Mais c’est une habitude à saisir, les jambes en coton se dérobent à la vue de toutes les images de la morphine. Il fait trop chaud dans la cuisine en proportion.
Le pompier ramasse sa boite à outils et change de visage pour dire bonsoir aux gens qu’il croise et qu’il n’a pas à ressusciter, il a l’air de tenir debout.
Ou le choc.
Tu fais des images de l’ennui ou tu t’ennuies des heures durant, soufflant l’haleine en nuages collés au froid, des images qui se perdent parmi les objets familiers,
de pauvres mensonges,
et faux indices,
en pied de nez suspendu à ton visage.
Ils monteront les escaliers
un pas traînant en traînant l’autre,
le bois qui craque et un sourire
coupant l’attente
de longs jours immobiles.
Le reste
est
indifférent.
Les lèvres pincées, en attente du mouvement de la masse qui va l’enfoncer sous terre,
le couler dans le ciment des interstices, il sourit.
Des grimaces s’entrecroisent et s’émoussent, des poils poussent, envahissant l’espace des nuques.
L’air gras s’est abattu sur les doigts sans péché d’apparence. Translucide, attendre.
Se soumettre.
Docilement,
éliminer vite l’odeur qui lui donne la nausée et partir.
Un cadeau du ciel, lune décrochée de ses bras, mais ce n’était pas l’heure, pas l’endroit, pas de joie.

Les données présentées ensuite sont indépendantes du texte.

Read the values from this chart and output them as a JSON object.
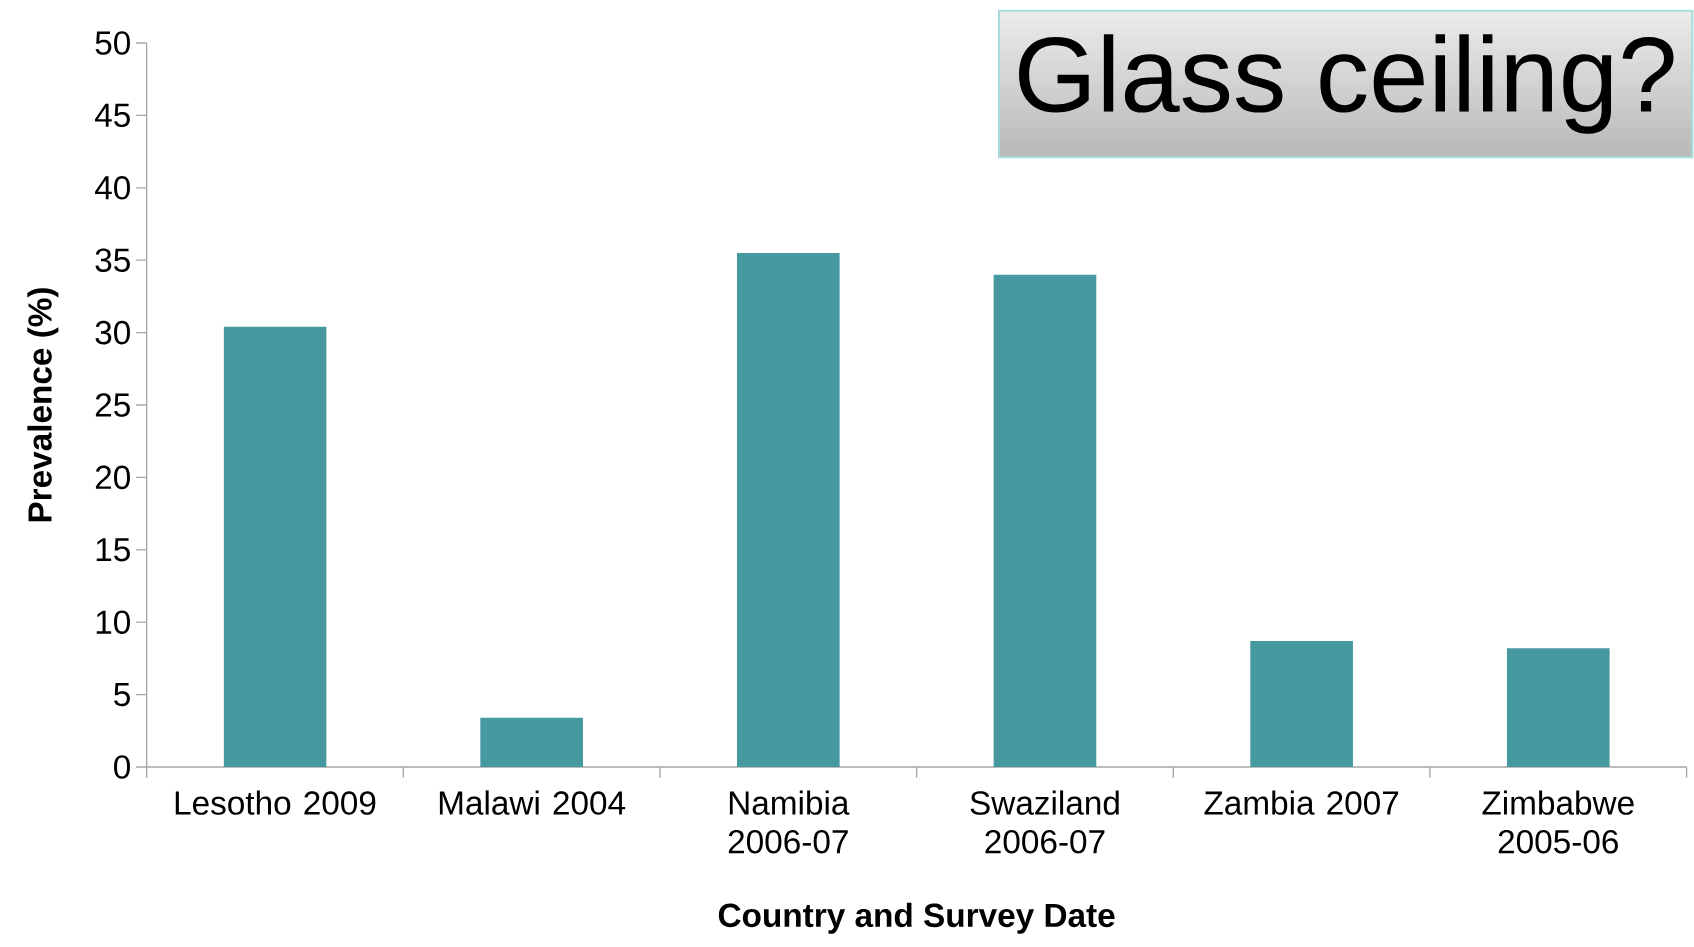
{
  "chart_data": {
    "type": "bar",
    "title": "Glass ceiling?",
    "xlabel": "Country and Survey Date",
    "ylabel": "Prevalence (%)",
    "categories": [
      "Lesotho 2009",
      "Malawi 2004",
      "Namibia 2006-07",
      "Swaziland 2006-07",
      "Zambia 2007",
      "Zimbabwe 2005-06"
    ],
    "values": [
      30.4,
      3.4,
      35.5,
      34.0,
      8.7,
      8.2
    ],
    "color": "#46999f",
    "ylim": [
      0,
      50
    ],
    "yticks": [
      0,
      5,
      10,
      15,
      20,
      25,
      30,
      35,
      40,
      45,
      50
    ],
    "grid": false
  }
}
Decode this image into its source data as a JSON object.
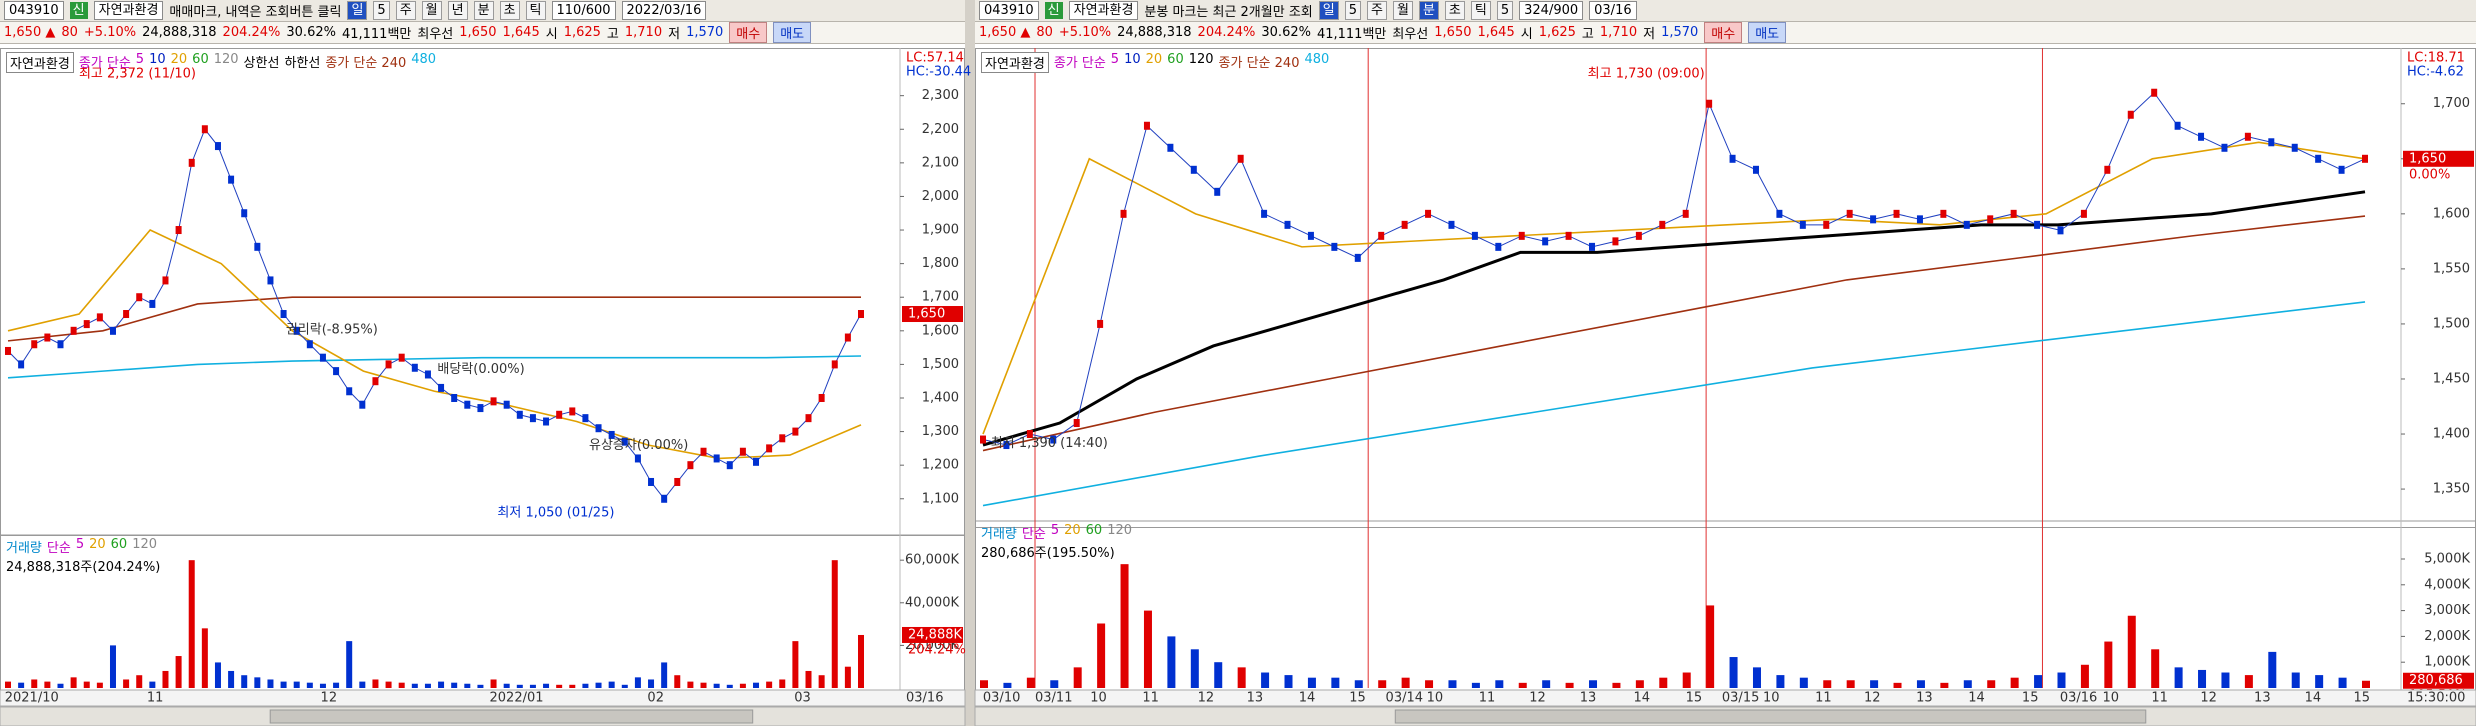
{
  "left": {
    "toolbar": {
      "code": "043910",
      "badge": "신",
      "name": "자연과환경",
      "notice": "매매마크, 내역은 조회버튼 클릭",
      "period": [
        "일",
        "5",
        "주",
        "월",
        "년",
        "분",
        "초",
        "틱"
      ],
      "count": "110/600",
      "date": "2022/03/16"
    },
    "quote": {
      "price": "1,650 ▲",
      "change": "80",
      "rate": "+5.10%",
      "volume": "24,888,318",
      "vol_ratio": "204.24%",
      "turnover": "30.62%",
      "amount": "41,111백만",
      "best_label": "최우선",
      "ask": "1,650",
      "bid": "1,645",
      "open_label": "시",
      "open": "1,625",
      "high_label": "고",
      "high": "1,710",
      "low_label": "저",
      "low": "1,570",
      "buy": "매수",
      "sell": "매도"
    },
    "price_chart": {
      "legend": [
        {
          "text": "자연과환경",
          "color": "#000"
        },
        {
          "text": "종가 단순",
          "color": "#c000c0"
        },
        {
          "text": "5",
          "color": "#c000c0"
        },
        {
          "text": "10",
          "color": "#0020c0"
        },
        {
          "text": "20",
          "color": "#e0a000"
        },
        {
          "text": "60",
          "color": "#20a020"
        },
        {
          "text": "120",
          "color": "#888888"
        },
        {
          "text": "상한선",
          "color": "#000"
        },
        {
          "text": "하한선",
          "color": "#000"
        },
        {
          "text": "종가 단순 240",
          "color": "#a03010"
        },
        {
          "text": "480",
          "color": "#10b0e0"
        }
      ],
      "lc": "LC:57.14",
      "hc": "HC:-30.44",
      "annotations": [
        "최고 2,372 (11/10)",
        "권리락(-8.95%)",
        "배당락(0.00%)",
        "유상증자(0.00%)",
        "최저 1,050 (01/25)"
      ],
      "ylim": [
        1010,
        2430
      ],
      "yticks": [
        {
          "value": 2300,
          "label": "2,300"
        },
        {
          "value": 2200,
          "label": "2,200"
        },
        {
          "value": 2100,
          "label": "2,100"
        },
        {
          "value": 2000,
          "label": "2,000"
        },
        {
          "value": 1900,
          "label": "1,900"
        },
        {
          "value": 1800,
          "label": "1,800"
        },
        {
          "value": 1700,
          "label": "1,700"
        },
        {
          "value": 1600,
          "label": "1,600"
        },
        {
          "value": 1500,
          "label": "1,500"
        },
        {
          "value": 1400,
          "label": "1,400"
        },
        {
          "value": 1300,
          "label": "1,300"
        },
        {
          "value": 1200,
          "label": "1,200"
        },
        {
          "value": 1100,
          "label": "1,100"
        }
      ],
      "close": [
        1540,
        1500,
        1560,
        1580,
        1560,
        1600,
        1620,
        1640,
        1600,
        1650,
        1700,
        1680,
        1750,
        1900,
        2100,
        2200,
        2150,
        2050,
        1950,
        1850,
        1750,
        1650,
        1600,
        1560,
        1520,
        1480,
        1420,
        1380,
        1450,
        1500,
        1520,
        1490,
        1470,
        1430,
        1400,
        1380,
        1370,
        1390,
        1380,
        1350,
        1340,
        1330,
        1350,
        1360,
        1340,
        1310,
        1290,
        1270,
        1220,
        1150,
        1100,
        1150,
        1200,
        1240,
        1220,
        1200,
        1240,
        1210,
        1250,
        1280,
        1300,
        1340,
        1400,
        1500,
        1580,
        1650
      ],
      "ma_lines": [
        {
          "color": "#a03010",
          "values": [
            1570,
            1600,
            1680,
            1700,
            1700,
            1700,
            1700,
            1700,
            1700,
            1700
          ]
        },
        {
          "color": "#10b0e0",
          "values": [
            1460,
            1480,
            1500,
            1510,
            1515,
            1520,
            1520,
            1520,
            1520,
            1525
          ]
        },
        {
          "color": "#e0a000",
          "values": [
            1600,
            1650,
            1900,
            1800,
            1600,
            1480,
            1420,
            1380,
            1330,
            1260,
            1220,
            1230,
            1320
          ]
        }
      ],
      "current": {
        "value": 1650,
        "label": "1,650"
      }
    },
    "volume_chart": {
      "legend": [
        {
          "text": "거래량",
          "color": "#0088cc"
        },
        {
          "text": "단순",
          "color": "#c000c0"
        },
        {
          "text": "5",
          "color": "#c000c0"
        },
        {
          "text": "20",
          "color": "#e0a000"
        },
        {
          "text": "60",
          "color": "#20a020"
        },
        {
          "text": "120",
          "color": "#888888"
        }
      ],
      "info": "24,888,318주(204.24%)",
      "ylim": [
        0,
        69000
      ],
      "yticks": [
        {
          "value": 60000,
          "label": "60,000K"
        },
        {
          "value": 40000,
          "label": "40,000K"
        },
        {
          "value": 20000,
          "label": "20,000K"
        }
      ],
      "values": [
        3000,
        2500,
        4000,
        3000,
        2000,
        5000,
        3000,
        2500,
        20000,
        4000,
        6000,
        3000,
        8000,
        15000,
        60000,
        28000,
        12000,
        8000,
        6000,
        5000,
        4000,
        3000,
        3000,
        2500,
        2000,
        2500,
        22000,
        3000,
        4000,
        3000,
        2500,
        2000,
        2000,
        3000,
        2500,
        2000,
        1500,
        4000,
        2000,
        1500,
        1500,
        2000,
        1500,
        1500,
        2000,
        2500,
        3000,
        1500,
        5000,
        4000,
        12000,
        6000,
        3000,
        2500,
        2000,
        1500,
        2000,
        2500,
        3000,
        4000,
        22000,
        8000,
        6000,
        60000,
        10000,
        24888
      ],
      "current": {
        "value": 24888,
        "label": "24,888K"
      },
      "ratio": "204.24%"
    },
    "dates": [
      "2021/10",
      "11",
      "12",
      "2022/01",
      "02",
      "03"
    ],
    "axis_date": "03/16"
  },
  "right": {
    "toolbar": {
      "code": "043910",
      "badge": "신",
      "name": "자연과환경",
      "notice": "분봉 마크는 최근 2개월만 조회",
      "period": [
        "일",
        "5",
        "주",
        "월",
        "분",
        "초",
        "틱",
        "5"
      ],
      "count": "324/900",
      "date": "03/16"
    },
    "quote": {
      "price": "1,650 ▲",
      "change": "80",
      "rate": "+5.10%",
      "volume": "24,888,318",
      "vol_ratio": "204.24%",
      "turnover": "30.62%",
      "amount": "41,111백만",
      "best_label": "최우선",
      "ask": "1,650",
      "bid": "1,645",
      "open_label": "시",
      "open": "1,625",
      "high_label": "고",
      "high": "1,710",
      "low_label": "저",
      "low": "1,570",
      "buy": "매수",
      "sell": "매도"
    },
    "price_chart": {
      "legend": [
        {
          "text": "자연과환경",
          "color": "#000"
        },
        {
          "text": "종가 단순",
          "color": "#c000c0"
        },
        {
          "text": "5",
          "color": "#c000c0"
        },
        {
          "text": "10",
          "color": "#0020c0"
        },
        {
          "text": "20",
          "color": "#e0a000"
        },
        {
          "text": "60",
          "color": "#20a020"
        },
        {
          "text": "120",
          "color": "#000000"
        },
        {
          "text": "종가 단순 240",
          "color": "#a03010"
        },
        {
          "text": "480",
          "color": "#10b0e0"
        }
      ],
      "lc": "LC:18.71",
      "hc": "HC:-4.62",
      "annotations": [
        "최고 1,730 (09:00)",
        "최저 1,390 (14:40)"
      ],
      "ylim": [
        1321,
        1747
      ],
      "yticks": [
        {
          "value": 1700,
          "label": "1,700"
        },
        {
          "value": 1650,
          "label": "1,650"
        },
        {
          "value": 1600,
          "label": "1,600"
        },
        {
          "value": 1550,
          "label": "1,550"
        },
        {
          "value": 1500,
          "label": "1,500"
        },
        {
          "value": 1450,
          "label": "1,450"
        },
        {
          "value": 1400,
          "label": "1,400"
        },
        {
          "value": 1350,
          "label": "1,350"
        }
      ],
      "close": [
        1395,
        1390,
        1400,
        1395,
        1410,
        1500,
        1600,
        1680,
        1660,
        1640,
        1620,
        1650,
        1600,
        1590,
        1580,
        1570,
        1560,
        1580,
        1590,
        1600,
        1590,
        1580,
        1570,
        1580,
        1575,
        1580,
        1570,
        1575,
        1580,
        1590,
        1600,
        1700,
        1650,
        1640,
        1600,
        1590,
        1590,
        1600,
        1595,
        1600,
        1595,
        1600,
        1590,
        1595,
        1600,
        1590,
        1585,
        1600,
        1640,
        1690,
        1710,
        1680,
        1670,
        1660,
        1670,
        1665,
        1660,
        1650,
        1640,
        1650
      ],
      "ma_lines": [
        {
          "color": "#000000",
          "values": [
            1390,
            1410,
            1450,
            1480,
            1500,
            1520,
            1540,
            1565,
            1565,
            1570,
            1575,
            1580,
            1585,
            1590,
            1590,
            1595,
            1600,
            1610,
            1620
          ]
        },
        {
          "color": "#a03010",
          "values": [
            1385,
            1420,
            1450,
            1480,
            1510,
            1540,
            1560,
            1580,
            1598
          ]
        },
        {
          "color": "#10b0e0",
          "values": [
            1335,
            1380,
            1420,
            1460,
            1490,
            1520
          ]
        },
        {
          "color": "#e0a000",
          "values": [
            1400,
            1650,
            1600,
            1570,
            1575,
            1580,
            1585,
            1590,
            1595,
            1590,
            1600,
            1650,
            1665,
            1650
          ]
        }
      ],
      "current": {
        "value": 1650,
        "label": "1,650"
      },
      "current_rate": "0.00%"
    },
    "volume_chart": {
      "legend": [
        {
          "text": "거래량",
          "color": "#0088cc"
        },
        {
          "text": "단순",
          "color": "#c000c0"
        },
        {
          "text": "5",
          "color": "#c000c0"
        },
        {
          "text": "20",
          "color": "#e0a000"
        },
        {
          "text": "60",
          "color": "#20a020"
        },
        {
          "text": "120",
          "color": "#888888"
        }
      ],
      "info": "280,686주(195.50%)",
      "ylim": [
        0,
        6240
      ],
      "yticks": [
        {
          "value": 5000,
          "label": "5,000K"
        },
        {
          "value": 4000,
          "label": "4,000K"
        },
        {
          "value": 3000,
          "label": "3,000K"
        },
        {
          "value": 2000,
          "label": "2,000K"
        },
        {
          "value": 1000,
          "label": "1,000K"
        }
      ],
      "values": [
        300,
        200,
        400,
        300,
        800,
        2500,
        4800,
        3000,
        2000,
        1500,
        1000,
        800,
        600,
        500,
        400,
        400,
        300,
        300,
        400,
        300,
        300,
        200,
        300,
        200,
        300,
        200,
        300,
        200,
        300,
        400,
        600,
        3200,
        1200,
        800,
        500,
        400,
        300,
        300,
        300,
        200,
        300,
        200,
        300,
        300,
        400,
        500,
        600,
        900,
        1800,
        2800,
        1500,
        800,
        700,
        600,
        500,
        1400,
        600,
        500,
        400,
        281
      ],
      "current": {
        "value": 281,
        "label": "280,686"
      },
      "ratio": "195.50%"
    },
    "dates": [
      "03/10",
      "03/11",
      "10",
      "11",
      "12",
      "13",
      "14",
      "15",
      "03/14",
      "10",
      "11",
      "12",
      "13",
      "14",
      "15",
      "03/15",
      "10",
      "11",
      "12",
      "13",
      "14",
      "15",
      "03/16",
      "10",
      "11",
      "12",
      "13",
      "14",
      "15"
    ],
    "axis_date": "15:30:00"
  }
}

Une échelle, un échappatoire. Entend sa voix, ne sent pas sa bouche, ses lèvres closes et dociles à sa terreur. Des visages se lèvent, se précipitent, des épaules le soulèvent et le mènent hors.
Dans un long couloir.
Le posent à terre, des pellicules neigeuses, le noir du sol en est couvert, il éternue, elles collent à ses joues, les yeux révulsés, part en courant, l’angoisse dans son corps épileptique, les mains en avant, évitant les objets qui se propulsent à sa face, il s’écroule au pied.
Une étoile veille,
au-dessus mais elle est sournoise, prête à le foudroyer de sa mélancolie.
Il se laissera faire, il ne s’est jamais battu.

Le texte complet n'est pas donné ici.